The great Philosopher Seneca said: “while we teach, we learn”. The Protégé Effect is the idea that, when students explain study material to others, it reinforces their understanding.
So, now we understand what the Protégé Effect is, what specific benefits does it bring, and how can students use it effectively?
The benefits of the Protégé Effect
Encourages the use of effective learning strategies
In a recent study, participants were split into different groups before studying a passage of text. One group were told that they were studying for a later test, whereas the other group were told that they were studying in preparation to teach the content to another student.
The researchers found that, when students prepared to teach another, they were able to recall more information from the passage, particularly regarding the main points. These students used more effective learning strategies, such as weighting and organising the information well, and considered how it all fitted together. This meant it was more likely that the material would be transferred to their long-term memory for later recall.
Encourages metacognitive processing
In one interesting study, all students had to solve a complex maths problem, but some students were learning by preparing to teach whilst others were “learning for learning”. The researchers found that those who were learning by preparing to teach used 1.3 times more metacognitive strategies when solving the maths problem in comparison to those who were “learning for learning”.
It has been theorised that when preparing to teach, individuals want to ensure that they are as proficient as possible in explaining the concept to others, so use metacognitive strategies when learning to give themselves a deeper understanding of the task and its content.
Research which divided students in two groups, one who believed that they were teaching an avatar known as a Teachable Agent (TA) and the other who believed they were learning for themselves, showed that when students are learning to teach someone else, they put in more effort (e.g. reading around the subject) and hence learn more themselves. This sort of approach is arguably more effective than the old school ‘carrot’vs ‘stick’ form of motivation.
This effect is particularly pronounced for low-achieving students who, through teaching another, were able to develop an understanding of complex content that was of the same level as high-achieving students who didn’t have a TA. When students have a TA, they feel a sense of responsibility, which increases their motivation to learn.
How can students use the Protégé Effect?
One way in which students can use the Protégé Effect is to revise the material they want to learn with the intention of teaching it to someone else (i.e. a family member or class-mate). This benefits both the learner and the one doing the teaching.
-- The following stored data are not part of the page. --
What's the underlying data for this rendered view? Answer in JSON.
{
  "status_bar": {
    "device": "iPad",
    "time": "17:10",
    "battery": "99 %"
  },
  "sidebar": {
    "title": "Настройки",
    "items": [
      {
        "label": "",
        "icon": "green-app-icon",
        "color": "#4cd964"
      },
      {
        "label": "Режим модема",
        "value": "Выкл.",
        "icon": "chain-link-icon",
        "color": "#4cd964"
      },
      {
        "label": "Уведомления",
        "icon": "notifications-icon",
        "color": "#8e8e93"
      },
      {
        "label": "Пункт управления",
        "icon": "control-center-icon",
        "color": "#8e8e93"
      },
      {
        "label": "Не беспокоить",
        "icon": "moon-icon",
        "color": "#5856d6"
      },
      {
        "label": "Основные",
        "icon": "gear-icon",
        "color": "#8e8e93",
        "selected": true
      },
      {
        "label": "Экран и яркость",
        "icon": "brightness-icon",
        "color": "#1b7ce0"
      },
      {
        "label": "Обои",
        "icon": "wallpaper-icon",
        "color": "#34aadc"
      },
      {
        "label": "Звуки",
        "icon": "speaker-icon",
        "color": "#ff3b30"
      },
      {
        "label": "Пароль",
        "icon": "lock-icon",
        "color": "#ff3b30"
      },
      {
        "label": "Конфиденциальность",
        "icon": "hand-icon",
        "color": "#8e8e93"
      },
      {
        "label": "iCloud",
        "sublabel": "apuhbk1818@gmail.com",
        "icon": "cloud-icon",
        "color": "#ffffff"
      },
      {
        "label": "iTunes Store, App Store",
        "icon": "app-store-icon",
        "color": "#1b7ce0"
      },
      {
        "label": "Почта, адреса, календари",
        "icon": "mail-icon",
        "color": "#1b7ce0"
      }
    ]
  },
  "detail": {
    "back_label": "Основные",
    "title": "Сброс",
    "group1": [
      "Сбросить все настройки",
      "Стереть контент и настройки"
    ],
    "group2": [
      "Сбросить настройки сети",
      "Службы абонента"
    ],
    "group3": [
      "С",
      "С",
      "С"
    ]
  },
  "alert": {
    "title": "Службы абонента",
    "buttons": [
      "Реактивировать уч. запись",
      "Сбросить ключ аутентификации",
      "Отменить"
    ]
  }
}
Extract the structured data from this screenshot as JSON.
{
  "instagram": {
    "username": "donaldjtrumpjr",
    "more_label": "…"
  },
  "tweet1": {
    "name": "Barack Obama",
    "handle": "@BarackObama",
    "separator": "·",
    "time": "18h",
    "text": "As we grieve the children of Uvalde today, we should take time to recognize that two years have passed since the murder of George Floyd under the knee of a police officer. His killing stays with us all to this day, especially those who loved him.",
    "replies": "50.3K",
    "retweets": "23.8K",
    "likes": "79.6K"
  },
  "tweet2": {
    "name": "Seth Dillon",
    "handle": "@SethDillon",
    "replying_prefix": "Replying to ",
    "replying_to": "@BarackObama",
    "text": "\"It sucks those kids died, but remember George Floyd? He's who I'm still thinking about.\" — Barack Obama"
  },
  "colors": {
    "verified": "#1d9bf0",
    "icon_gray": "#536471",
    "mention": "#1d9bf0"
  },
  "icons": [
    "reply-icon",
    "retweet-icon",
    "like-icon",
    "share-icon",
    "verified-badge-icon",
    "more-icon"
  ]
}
How can teachers use the Protégé Effect?
Another suggestion is that, at the start of the lesson, the teacher informs the class that at least one of them will be required to teach at the end. Having been given this information, but not the name of the student who will be teaching, all students show improvements in their learning as they are prompted to learn as if they have to teach. However, research has shown that teaching others rather than just preparing to teach others, gives more benefits such that students get a deeper and more persistent understanding of the material.
Advances in technology mean that students can use the Protégé Effect more easily. One such example of this is through the use of avatars. We recently stumbled upon something called Betty’s Brain, which is a piece of downloadable software that uses the avatar Betty to improve student’s learning of science topics, as students not only have to learn for themselves but also to teach Betty.
Getting students to teach each other, hence harnessing the Protégé Effect, is a relatively quick and easy way to increase student motivation and encourage the use of more effective and metacognitive learning strategies. Teachers should look to harness the positive outcomes from the protégé effect by setting up mentoring schemes or by asking their classes to make educational videos to teach each other.